Mystery Disease Spreads, but Scientists May Have Found Cause

A mystery disease spread new fears across Asia on Monday as Singapore quarantined hundreds of people, and Hong Kong and Vietnam reported more deaths amid closed schools and growing fear.

At the same time, scientists in Geneva and the United States said they believe the cause of the flu-like ailment that has stymied them for weeks could be one of the viruses that causes the common cold.

The U.S. Centers for Disease Control and Prevention said Monday that evidence is mounting the cause is a coronavirus, a bug that can cause colds.

CDC director Dr. Julie Gerberding in Atlanta said a form of the virus unlike any seen in humans before has been found in the lungs and other tissue of some victims.

Furthermore, patients seem to develop antibodies to the virus as they get sicker with the pneumonia, Gerberding said.

There is no known treatment, although the World Health Organization said last week it had developed a reasonable test for diagnosing the disease. CDC scientists are skeptical of its accuracy.

The illness, called severe acute respiratory syndrome, SARS, has produced 456 cases and 17 deaths since Feb. 1, WHO says. Those figures do not include cases and deaths from mainland China where the disease is believed to have begun in November.

Hong Kong accounts for more than half the reported cases around the world, with 260, and 10 deaths, two of those reported Monday. Vietnam also reported two new deaths Monday, just two days after the U.S. State Department advised citizens to avoid travel to the country because its hospitals are in crisis.

The WHO also reported another death in Canada, bringing that country's total to three. There have been no deaths in the United States.

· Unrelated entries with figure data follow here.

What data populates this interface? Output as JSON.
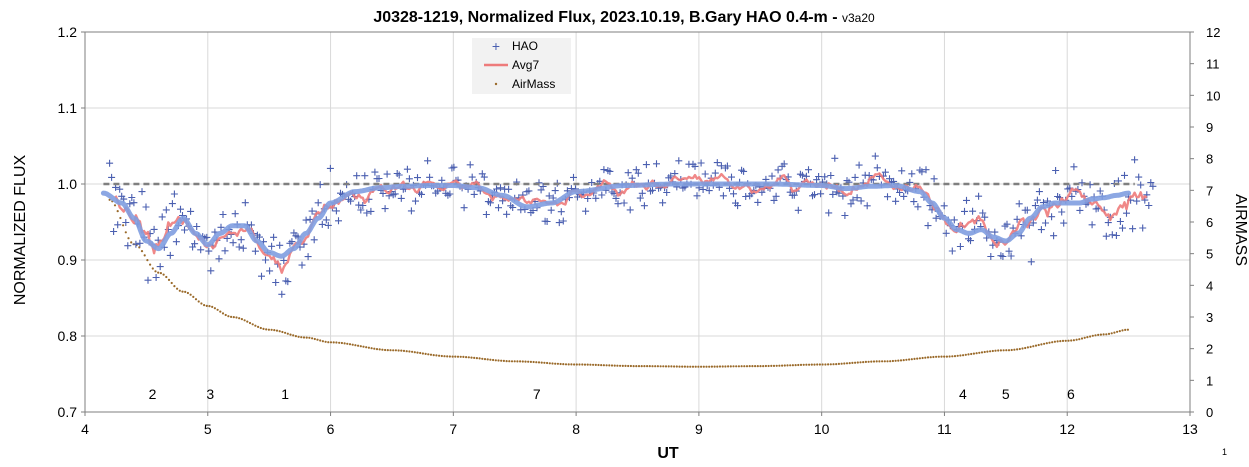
{
  "chart_data": {
    "type": "scatter",
    "title": "J0328-1219, Normalized Flux, 2023.10.19, B.Gary HAO 0.4-m - ",
    "title_suffix": "v3a20",
    "xlabel": "UT",
    "ylabel": "NORMALIZED FLUX",
    "y2label": "AIRMASS",
    "xlim": [
      4,
      13
    ],
    "ylim": [
      0.7,
      1.2
    ],
    "y2lim": [
      0,
      12
    ],
    "xticks": [
      "4",
      "5",
      "6",
      "7",
      "8",
      "9",
      "10",
      "11",
      "12",
      "13"
    ],
    "yticks": [
      "0.7",
      "0.8",
      "0.9",
      "1.0",
      "1.1",
      "1.2"
    ],
    "y2ticks": [
      "0",
      "1",
      "2",
      "3",
      "4",
      "5",
      "6",
      "7",
      "8",
      "9",
      "10",
      "11",
      "12"
    ],
    "grid": true,
    "legend_position": "top-center",
    "reference_line": {
      "y": 1.0,
      "style": "dashed",
      "color": "#7f7f7f"
    },
    "series": [
      {
        "name": "HAO",
        "kind": "scatter",
        "marker": "+",
        "color": "#4a5fb0",
        "x_range": [
          4.2,
          12.7
        ]
      },
      {
        "name": "Avg7",
        "kind": "line",
        "color": "#ee7b7b"
      },
      {
        "name": "AirMass",
        "kind": "scatter",
        "marker": ".",
        "color": "#9a6a2a",
        "axis": "right"
      }
    ],
    "trend_line": {
      "color": "#7f9de0",
      "x": [
        4.15,
        4.3,
        4.4,
        4.5,
        4.6,
        4.7,
        4.8,
        4.9,
        5.0,
        5.1,
        5.2,
        5.3,
        5.4,
        5.5,
        5.6,
        5.7,
        5.8,
        5.9,
        6.0,
        6.2,
        6.4,
        6.6,
        6.8,
        7.0,
        7.2,
        7.4,
        7.6,
        7.8,
        8.0,
        8.4,
        8.8,
        9.2,
        9.6,
        10.0,
        10.2,
        10.4,
        10.6,
        10.8,
        10.9,
        11.0,
        11.1,
        11.2,
        11.3,
        11.4,
        11.5,
        11.6,
        11.7,
        11.8,
        11.9,
        12.0,
        12.1,
        12.2,
        12.3,
        12.4,
        12.5
      ],
      "y": [
        0.988,
        0.975,
        0.955,
        0.925,
        0.915,
        0.935,
        0.955,
        0.935,
        0.92,
        0.935,
        0.945,
        0.945,
        0.925,
        0.91,
        0.905,
        0.915,
        0.935,
        0.955,
        0.975,
        0.99,
        0.995,
        0.997,
        0.998,
        0.998,
        0.995,
        0.985,
        0.97,
        0.975,
        0.99,
        0.998,
        1.0,
        1.0,
        1.0,
        0.998,
        0.994,
        0.997,
        0.998,
        0.99,
        0.975,
        0.955,
        0.94,
        0.935,
        0.94,
        0.93,
        0.925,
        0.935,
        0.955,
        0.97,
        0.975,
        0.975,
        0.975,
        0.98,
        0.982,
        0.985,
        0.988
      ]
    },
    "airmass_curve": {
      "x": [
        4.2,
        4.4,
        4.6,
        4.8,
        5.0,
        5.2,
        5.5,
        5.8,
        6.0,
        6.5,
        7.0,
        7.5,
        8.0,
        8.5,
        9.0,
        9.5,
        10.0,
        10.5,
        11.0,
        11.5,
        12.0,
        12.3,
        12.5
      ],
      "y": [
        6.7,
        5.3,
        4.4,
        3.8,
        3.35,
        3.0,
        2.6,
        2.35,
        2.2,
        1.95,
        1.75,
        1.6,
        1.5,
        1.45,
        1.43,
        1.45,
        1.5,
        1.6,
        1.75,
        1.95,
        2.25,
        2.45,
        2.6
      ]
    },
    "event_labels": [
      {
        "text": "2",
        "x": 4.55
      },
      {
        "text": "3",
        "x": 5.02
      },
      {
        "text": "1",
        "x": 5.63
      },
      {
        "text": "7",
        "x": 7.68
      },
      {
        "text": "4",
        "x": 11.15
      },
      {
        "text": "5",
        "x": 11.5
      },
      {
        "text": "6",
        "x": 12.03
      }
    ]
  },
  "page_number": "1"
}
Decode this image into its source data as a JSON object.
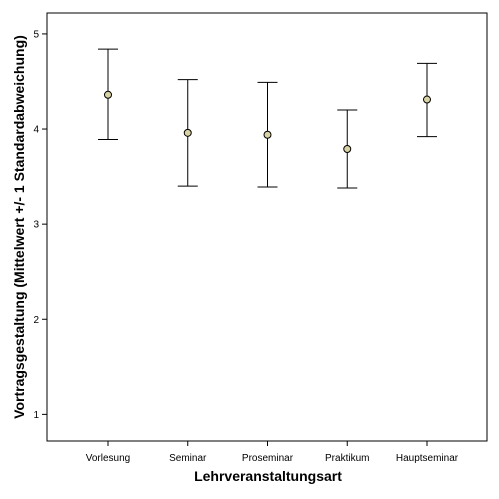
{
  "chart_data": {
    "type": "errorbar",
    "xlabel": "Lehrveranstaltungsart",
    "ylabel": "Vortragsgestaltung (Mittelwert +/- 1 Standardabweichung)",
    "categories": [
      "Vorlesung",
      "Seminar",
      "Proseminar",
      "Praktikum",
      "Hauptseminar"
    ],
    "series": [
      {
        "mean": [
          4.36,
          3.96,
          3.94,
          3.79,
          4.31
        ],
        "lower": [
          3.89,
          3.4,
          3.39,
          3.38,
          3.92
        ],
        "upper": [
          4.84,
          4.52,
          4.49,
          4.2,
          4.69
        ]
      }
    ],
    "ylim": [
      0.72,
      5.22
    ],
    "yticks": [
      1,
      2,
      3,
      4,
      5
    ],
    "grid": false,
    "legend": "none",
    "colors": {
      "marker_fill": "#d9d2a4",
      "line": "#000000"
    }
  }
}
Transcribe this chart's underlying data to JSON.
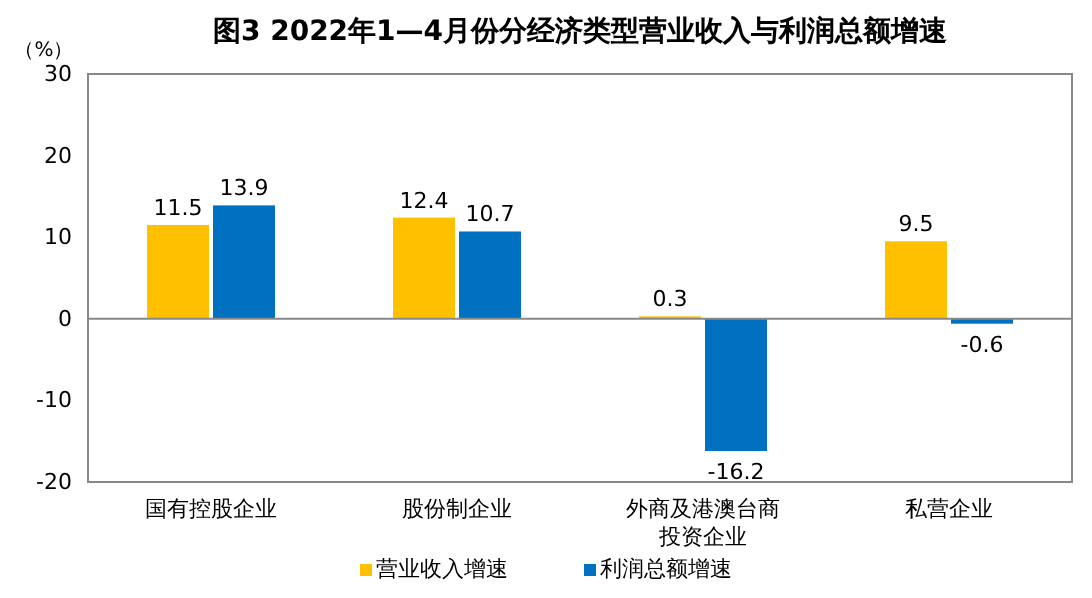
{
  "chart_data": {
    "type": "bar",
    "title": "图3  2022年1—4月份分经济类型营业收入与利润总额增速",
    "ylabel": "（%）",
    "categories": [
      "国有控股企业",
      "股份制企业",
      "外商及港澳台商投资企业",
      "私营企业"
    ],
    "series": [
      {
        "name": "营业收入增速",
        "color": "#ffc000",
        "values": [
          11.5,
          12.4,
          0.3,
          9.5
        ]
      },
      {
        "name": "利润总额增速",
        "color": "#0070c0",
        "values": [
          13.9,
          10.7,
          -16.2,
          -0.6
        ]
      }
    ],
    "ylim": [
      -20,
      30
    ],
    "yticks": [
      -20,
      -10,
      0,
      10,
      20,
      30
    ],
    "legend": "bottom",
    "data_labels": true
  }
}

In the meantime, Hong Kong government officials met to draw up health guidelines for everything from restaurants to bus systems in an attempt to slow the spread of the flu-like illness. And the territory's health secretary, Dr. Yeoh Eng-kiong, called it "a really very alarming disease," the likes of which Hong Kong has never seen.

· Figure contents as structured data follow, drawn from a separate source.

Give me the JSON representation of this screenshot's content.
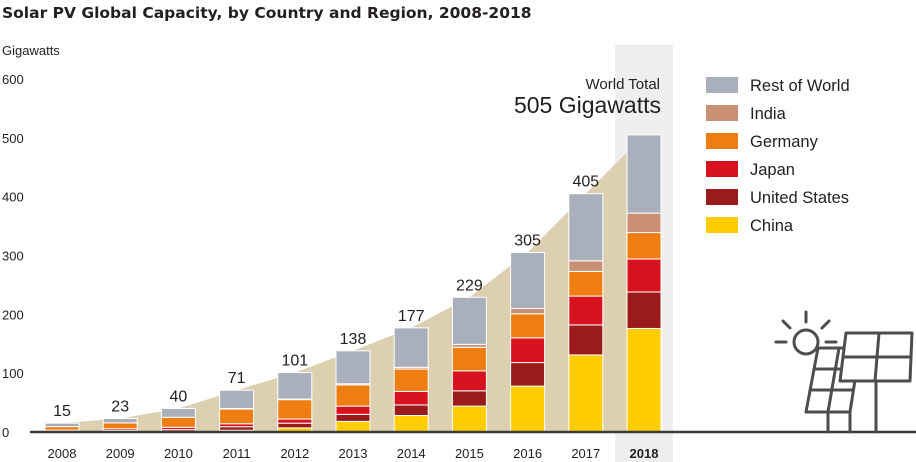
{
  "chart_data": {
    "type": "bar",
    "stacked": true,
    "title": "Solar PV Global Capacity, by Country and Region, 2008-2018",
    "ylabel": "Gigawatts",
    "xlabel": "",
    "ylim": [
      0,
      600
    ],
    "yticks": [
      0,
      100,
      200,
      300,
      400,
      500,
      600
    ],
    "grid": false,
    "legend_position": "right",
    "categories": [
      "2008",
      "2009",
      "2010",
      "2011",
      "2012",
      "2013",
      "2014",
      "2015",
      "2016",
      "2017",
      "2018"
    ],
    "highlight_category": "2018",
    "totals": [
      15,
      23,
      40,
      71,
      101,
      138,
      177,
      229,
      305,
      405,
      505
    ],
    "total_labels": [
      "15",
      "23",
      "40",
      "71",
      "101",
      "138",
      "177",
      "229",
      "305",
      "405",
      ""
    ],
    "series": [
      {
        "name": "China",
        "color": "#ffcc00",
        "values": [
          0.2,
          0.5,
          1,
          3,
          7,
          18,
          28,
          44,
          78,
          131,
          176
        ]
      },
      {
        "name": "United States",
        "color": "#9b1b1b",
        "values": [
          1,
          2,
          3,
          6,
          8,
          12,
          18,
          26,
          40,
          51,
          62
        ]
      },
      {
        "name": "Japan",
        "color": "#d8121e",
        "values": [
          2,
          3,
          4,
          5,
          7,
          14,
          23,
          34,
          42,
          49,
          56
        ]
      },
      {
        "name": "Germany",
        "color": "#ee7d12",
        "values": [
          6,
          10,
          17,
          25,
          33,
          36,
          38,
          40,
          41,
          42,
          45
        ]
      },
      {
        "name": "India",
        "color": "#c99075",
        "values": [
          0,
          0,
          0,
          1,
          1,
          2,
          3,
          5,
          9,
          18,
          33
        ]
      },
      {
        "name": "Rest of World",
        "color": "#a9afbb",
        "values": [
          5.8,
          7.5,
          15,
          31,
          45,
          56,
          67,
          80,
          95,
          114,
          133
        ]
      }
    ],
    "legend_order": [
      "Rest of World",
      "India",
      "Germany",
      "Japan",
      "United States",
      "China"
    ],
    "annotation": {
      "line1": "World Total",
      "line2": "505 Gigawatts"
    },
    "colors": {
      "area": "#ddd0b1",
      "highlight_column": "#efefef",
      "axis": "#3c3c3c",
      "icon": "#4d4d4d"
    }
  },
  "icon": "solar-panel-icon"
}
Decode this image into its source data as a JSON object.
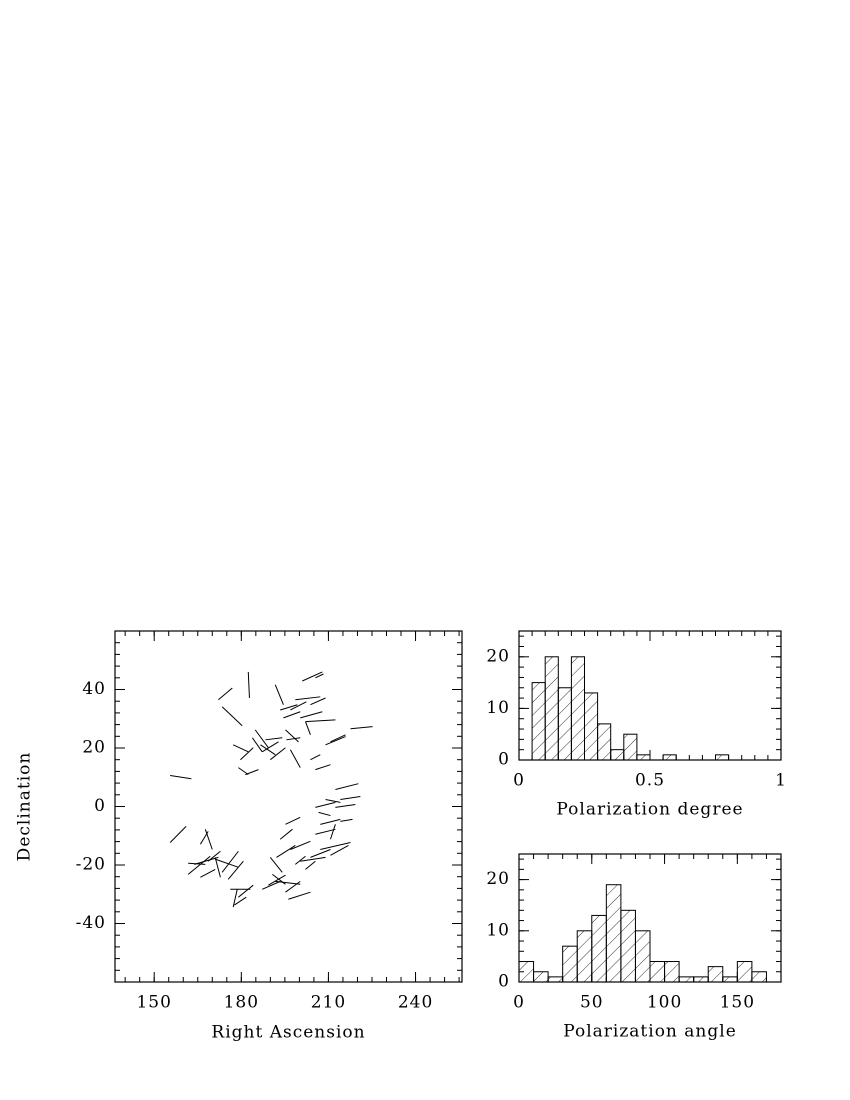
{
  "chart_data": [
    {
      "type": "vector",
      "xlabel": "Right Ascension",
      "ylabel": "Declination",
      "xlim": [
        136.5,
        256
      ],
      "ylim": [
        -60,
        60
      ],
      "xticks": [
        150,
        180,
        210,
        240
      ],
      "yticks": [
        -40,
        -20,
        0,
        20,
        40
      ],
      "xminor": [
        140,
        145,
        150,
        155,
        160,
        165,
        170,
        175,
        180,
        185,
        190,
        195,
        200,
        205,
        210,
        215,
        220,
        225,
        230,
        235,
        240,
        245,
        250,
        255
      ],
      "yminor": [
        -56,
        -52,
        -48,
        -44,
        -40,
        -36,
        -32,
        -28,
        -24,
        -20,
        -16,
        -12,
        -8,
        -4,
        0,
        4,
        8,
        12,
        16,
        20,
        24,
        28,
        32,
        36,
        40,
        44,
        48,
        52,
        56
      ],
      "color": "#000000",
      "x0": [
        155.5,
        155.5,
        172.1,
        173.4,
        182.4,
        177.2,
        179.7,
        179.0,
        181.4,
        183.8,
        184.8,
        186.6,
        187.2,
        188.3,
        190.0,
        191.7,
        193.4,
        194.5,
        195.5,
        196.9,
        195.2,
        198.6,
        196.9,
        200.3,
        202.1,
        203.8,
        205.5,
        201.0,
        202.1,
        203.8,
        205.5,
        209.0,
        210.7,
        217.6,
        167.6,
        165.9,
        161.7,
        163.8,
        165.9,
        168.6,
        171.0,
        171.0,
        173.4,
        175.5,
        161.7,
        177.2,
        176.2,
        179.0,
        177.6,
        190.0,
        190.7,
        187.2,
        189.3,
        191.7,
        195.2,
        196.2,
        192.1,
        193.4,
        195.2,
        196.9,
        198.6,
        200.3,
        202.1,
        203.8,
        205.5,
        207.2,
        206.6,
        209.0,
        212.4,
        212.4,
        214.1,
        205.5,
        214.1,
        207.2,
        210.7,
        210.7
      ],
      "y0": [
        10.6,
        -12.3,
        36.5,
        34.1,
        46.0,
        21.1,
        16.0,
        13.3,
        10.9,
        23.5,
        26.2,
        21.1,
        18.7,
        22.8,
        16.0,
        41.6,
        33.0,
        30.3,
        22.8,
        19.4,
        26.2,
        36.5,
        33.0,
        30.3,
        29.0,
        34.8,
        44.0,
        42.9,
        29.0,
        16.0,
        12.6,
        21.1,
        22.1,
        26.6,
        -7.8,
        -12.9,
        -23.2,
        -19.8,
        -24.2,
        -18.7,
        -17.4,
        -18.0,
        -22.5,
        -24.9,
        -19.4,
        -34.4,
        -28.3,
        -31.0,
        -33.7,
        -17.4,
        -23.2,
        -28.3,
        -26.9,
        -25.6,
        -29.3,
        -31.7,
        -17.4,
        -11.2,
        -6.1,
        -14.7,
        -19.8,
        -18.7,
        -21.5,
        -17.4,
        -9.5,
        -6.1,
        -2.0,
        2.4,
        5.8,
        -0.3,
        2.4,
        -0.3,
        -5.1,
        -14.7,
        -16.7,
        -11.2
      ],
      "x1": [
        162.8,
        161.0,
        176.9,
        180.3,
        182.8,
        182.4,
        184.1,
        182.4,
        185.9,
        187.2,
        189.3,
        191.7,
        192.8,
        194.1,
        195.2,
        194.5,
        199.3,
        200.3,
        200.3,
        200.3,
        199.7,
        207.2,
        202.4,
        207.9,
        203.8,
        209.0,
        208.3,
        207.9,
        212.4,
        207.2,
        210.7,
        215.9,
        215.9,
        225.2,
        170.0,
        168.6,
        169.3,
        172.1,
        171.0,
        172.8,
        172.8,
        179.0,
        179.0,
        180.7,
        167.6,
        178.6,
        183.1,
        184.1,
        181.7,
        194.1,
        195.2,
        193.4,
        195.2,
        200.3,
        200.3,
        203.8,
        198.6,
        197.6,
        200.3,
        203.8,
        202.1,
        209.0,
        205.5,
        210.7,
        212.4,
        214.1,
        210.7,
        214.1,
        220.3,
        219.3,
        221.0,
        212.4,
        218.3,
        217.6,
        216.9,
        212.4
      ],
      "y1": [
        9.5,
        -6.8,
        40.5,
        27.6,
        37.1,
        18.7,
        20.1,
        10.9,
        12.6,
        18.7,
        20.1,
        17.7,
        22.1,
        23.5,
        20.1,
        34.8,
        34.8,
        32.4,
        23.5,
        13.3,
        22.1,
        37.5,
        35.8,
        32.4,
        24.5,
        37.1,
        45.3,
        46.0,
        29.6,
        17.7,
        14.3,
        23.9,
        24.5,
        27.3,
        -14.7,
        -8.5,
        -17.0,
        -17.4,
        -21.5,
        -15.3,
        -24.2,
        -20.8,
        -15.3,
        -18.7,
        -19.8,
        -28.3,
        -28.3,
        -26.9,
        -31.0,
        -22.5,
        -26.6,
        -25.6,
        -23.5,
        -26.6,
        -25.6,
        -29.3,
        -13.3,
        -7.8,
        -3.7,
        -11.9,
        -17.0,
        -17.4,
        -18.7,
        -14.7,
        -7.8,
        -4.4,
        -3.1,
        1.4,
        7.8,
        0.7,
        3.4,
        1.4,
        -4.4,
        -12.3,
        -13.3,
        -6.1
      ]
    },
    {
      "type": "histogram",
      "xlabel": "Polarization degree",
      "xlim": [
        0,
        1
      ],
      "ylim": [
        0,
        25
      ],
      "xticks": [
        0,
        0.5,
        1
      ],
      "yticks": [
        0,
        10,
        20
      ],
      "xminor": [
        0,
        0.05,
        0.1,
        0.15,
        0.2,
        0.25,
        0.3,
        0.35,
        0.4,
        0.45,
        0.5,
        0.55,
        0.6,
        0.65,
        0.7,
        0.75,
        0.8,
        0.85,
        0.9,
        0.95,
        1
      ],
      "yminor": [
        2,
        4,
        6,
        8,
        10,
        12,
        14,
        16,
        18,
        20,
        22,
        24
      ],
      "color": "#000000",
      "bins": [
        0.05,
        0.1,
        0.15,
        0.2,
        0.25,
        0.3,
        0.35,
        0.4,
        0.45,
        0.5,
        0.55,
        0.6,
        0.65,
        0.7,
        0.75,
        0.8
      ],
      "values": [
        15,
        20,
        14,
        20,
        13,
        7,
        2,
        5,
        1,
        0,
        1,
        0,
        0,
        0,
        1
      ]
    },
    {
      "type": "histogram",
      "xlabel": "Polarization angle",
      "xlim": [
        0,
        180
      ],
      "ylim": [
        0,
        25
      ],
      "xticks": [
        0,
        50,
        100,
        150
      ],
      "yticks": [
        0,
        10,
        20
      ],
      "xminor": [
        10,
        20,
        30,
        40,
        50,
        60,
        70,
        80,
        90,
        100,
        110,
        120,
        130,
        140,
        150,
        160,
        170
      ],
      "yminor": [
        2,
        4,
        6,
        8,
        10,
        12,
        14,
        16,
        18,
        20,
        22,
        24
      ],
      "color": "#000000",
      "bins": [
        0,
        10,
        20,
        30,
        40,
        50,
        60,
        70,
        80,
        90,
        100,
        110,
        120,
        130,
        140,
        150,
        160,
        170
      ],
      "values": [
        4,
        2,
        1,
        7,
        10,
        13,
        19,
        14,
        10,
        4,
        4,
        1,
        1,
        3,
        1,
        4,
        2
      ]
    }
  ]
}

On Sunday, the news that Hong Kong's health chief was hospitalized with the respiratory symptoms indicative of the disease merely added to the anxiety.

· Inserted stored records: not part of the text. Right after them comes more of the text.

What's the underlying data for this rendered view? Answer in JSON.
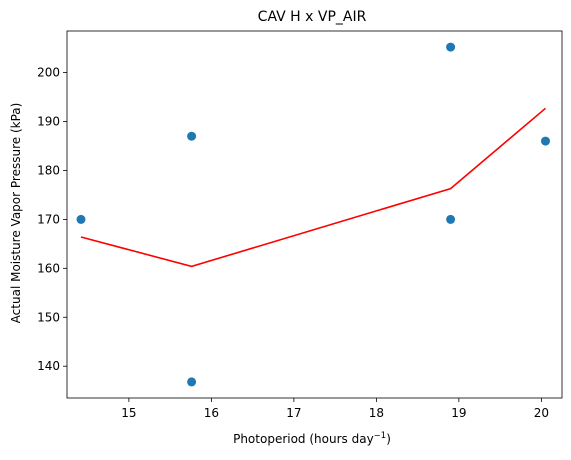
{
  "chart_data": {
    "type": "scatter",
    "title": "CAV H x VP_AIR",
    "xlabel": "Photoperiod (hours day",
    "xlabel_sup": "−1",
    "xlabel_end": ")",
    "ylabel": "Actual Moisture Vapor Pressure (kPa)",
    "xlim": [
      14.25,
      20.25
    ],
    "ylim": [
      133.5,
      208.5
    ],
    "xticks": [
      15,
      16,
      17,
      18,
      19,
      20
    ],
    "yticks": [
      140,
      150,
      160,
      170,
      180,
      190,
      200
    ],
    "grid": false,
    "legend": "none",
    "series": [
      {
        "kind": "scatter",
        "color": "#1f77b4",
        "x": [
          14.42,
          15.76,
          15.76,
          18.9,
          18.9,
          20.05
        ],
        "y": [
          170.0,
          187.0,
          136.8,
          205.2,
          170.0,
          186.0
        ]
      },
      {
        "kind": "line",
        "color": "#ff0000",
        "x": [
          14.42,
          15.76,
          18.9,
          20.05
        ],
        "y": [
          166.4,
          160.4,
          176.3,
          192.7
        ]
      }
    ]
  }
}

"I think it's spreading very quickly," said Lisa Fung, a masked 44-year-old worker at a domestic help recruitment agency. "Even William Ho has got it and he hasn't had to go treat the patients."

It was not known immediately if Ho was sick with SARS, which has symptoms of a fever of at least 100.4, combined with coughing, shortness of breath or difficulty breathing. But Hong Kong officials noted he had been going through hospitals to offer moral support to front-line medical workers and patients.

Health authorities suspect SARS is linked with an earlier atypical pneumonia outbreak in mainland China's Guangdong province that killed five people and sickened 305. A WHO team that arrived over the weekend in Beijing said Monday it was analyzing the Chinese cases in the scramble to unravel the disease.

For days, Hong Kong officials had said that SARS did not threaten the community at large, but Yeoh issued new warnings on Monday, urging people with flu-like symptoms to stay away from work and school.

"The situation now is very difficult," he said.

Government officials were planning guidelines for hospitals, schools, transport systems, public housing and restaurants. Four schools were closed temporarily, after seven students, a teacher and a bus driver were infected, although their cases were linked to sick relatives.

Singapore's efforts to contain the disease came as Health Minister Lim Hng Kiang announced he was invoking the Infectious Diseases Act for what could be the first time since the city-state gained independence in 1965.

Over the weekend, Singapore said it would empty one of its main hospitals and dedicate it to coping with the disease.

The health minister said authorities had ordered about 740 people who may have been exposed to victims of the illness to stay home for 10 days and have no contact with others. Any quarantined person caught outside his home could face a fine of up to $2,825.

In Hong Kong, many residents wore surgical masks around the city, hoping to avoid infection.

Officials offered some encouragement, saying that many of the sick seemed to improve with steroids and an anti-viral drug, ribavirin. Some of the sickest Hong Kong patients were receiving injections of antibodies obtained from victims who have recovered and their initial responses appeared good, Yeoh said.

WHO scientists said they still had not ruled out the possible cause of paramyxovirus, which causes measles, mumps and canine distemper.

"We now have two major (virus) groups and it's up to the laboratories to see where the virus is going to end up," said Dr. Klaus Stohr, a WHO virologist who is coordinating the work of WHO's network of 11 labs.